In molti sanno che Netflix mette a disposizione dei suoi abbonati la possibilità di usufruire del cosiddetto "password sharing", vale a dire una pratica che permette a più utenti di utilizzare le stesse credenziali di accesso per poter guardare contenuti in streaming, con l'unica limitazione di rispettare il numero massimo di dispositivi attivi contemporaneamente previsto dall'abbonamento. Difatti al momento il servizio, a seconda dell'abbonamento sottoscritto, offre la possibilità di poter accedere ai suoi contenuti da un minimo di 1 dispositivo ad un massimo di 4 dispositivi allo stesso momento: rispettando questa regola tutti coloro che lo desiderano possono, appunto, condividere le proprie credenziali d'accesso con amici, parenti o con qualsiasi altra persona. Tuttavia sembra proprio che tutto ciò potrebbe finire presto: secondo le varie indiscrezioni, i vertici dei Netflix avrebbero, infatti, iniziato a valutare diversi modi per frenare il fenomeno della condivisione delle password tra gli utenti. Ad ogni modo, nonostante il tutto sia stato confermato anche da Spencer Neumann, (CFO della società), attualmente non ci sarebbe ancora nulla di definito: Netflix, infatti, starebbe ancora esaminando la situazione in generale ma per adesso non ci sarebbe ancora nulla in programma da comunicare ufficialmente. Quindi non è abbastanza chiaro quali modifiche l'azienda di distribuzione via internet di film, serie televisive e altri contenuti d'intrattenimento più famosa al mondo potrebbe apportare al suo servizio di password sharing: secondo alcune ipotesi, la piattaforma potrebbe, ad esempio, introdurre un limite al numero dei dispositivi abilitati all'accesso dei contenuti, ma, come già spiegato, al momento non c'è nulla di ufficiale.

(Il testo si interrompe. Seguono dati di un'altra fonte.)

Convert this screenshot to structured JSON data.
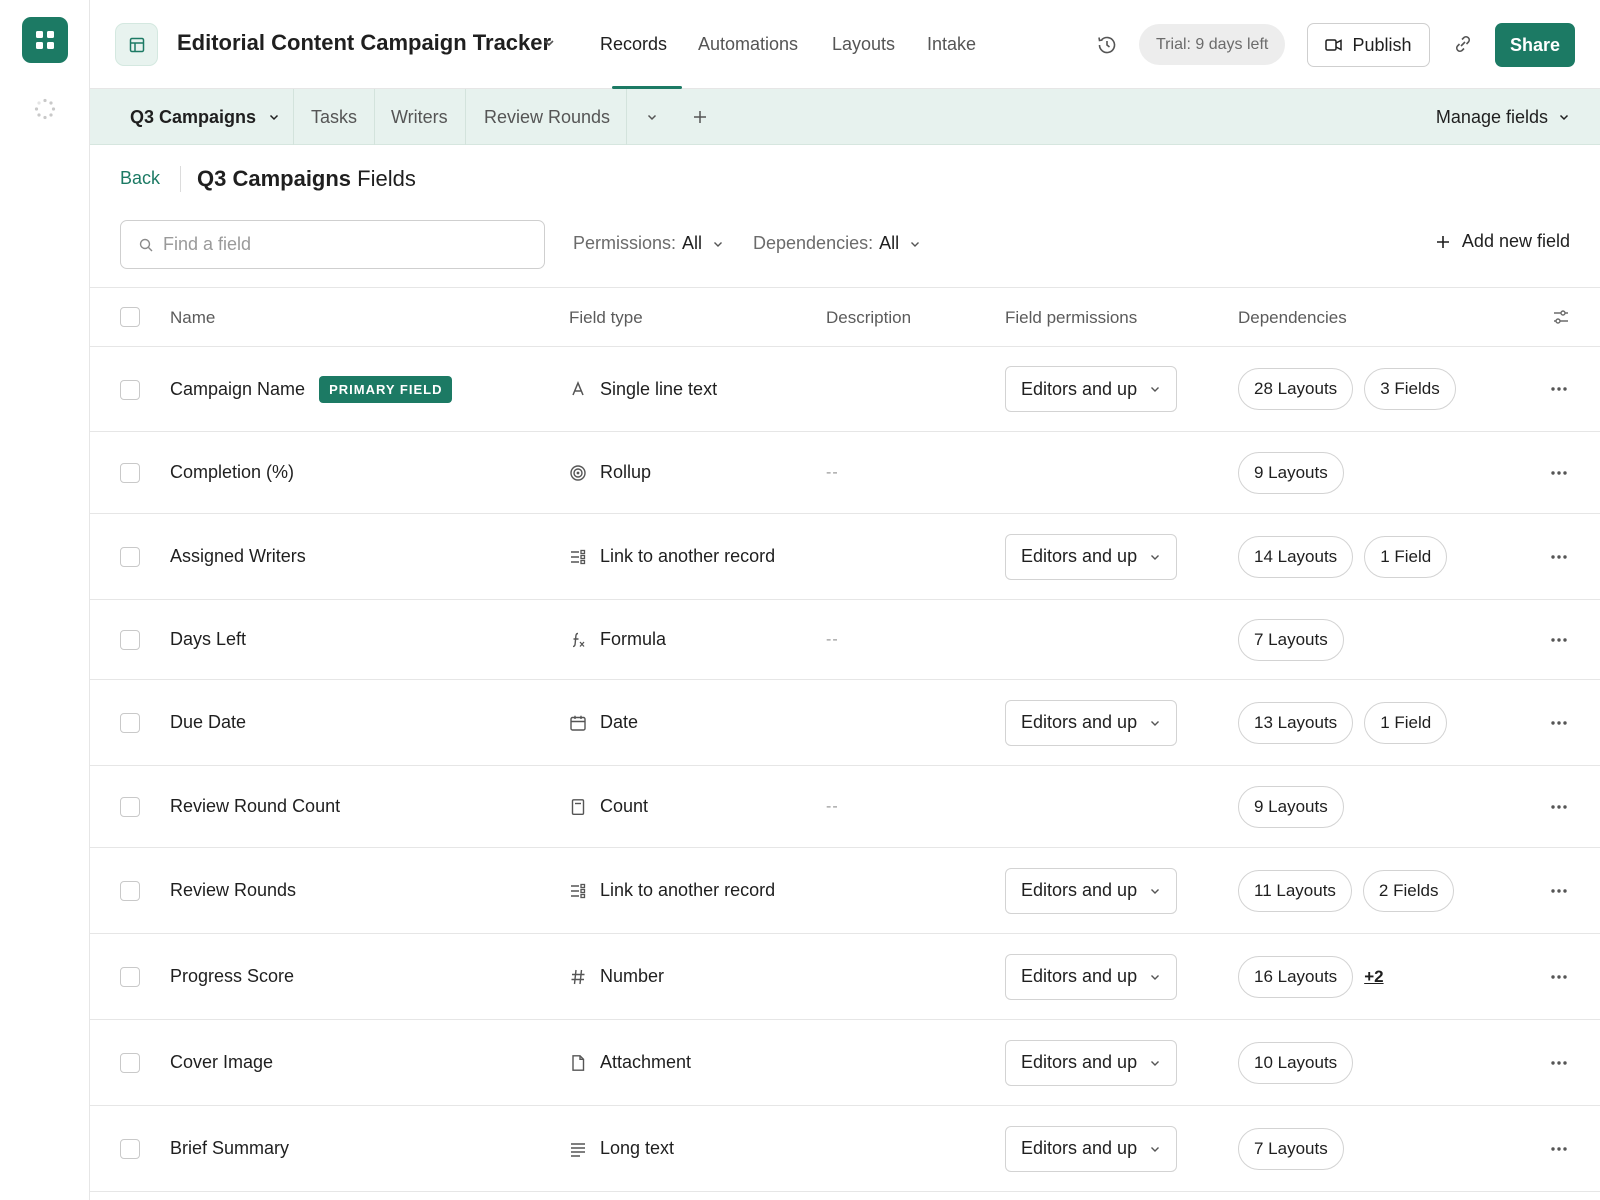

Motivo per il quale tutti gli iscritti a Netflix che condividono tra loro le password di accesso possono continuare a farlo senza problemi; almeno per adesso poiché a quanto pare questa pratica non durerà per sempre e prima a poi il popolare servizio di streaming introdurrà appositi limiti su questo fronte, anche se quando non è dato sapere quali essi siano né quando ciò avverrà.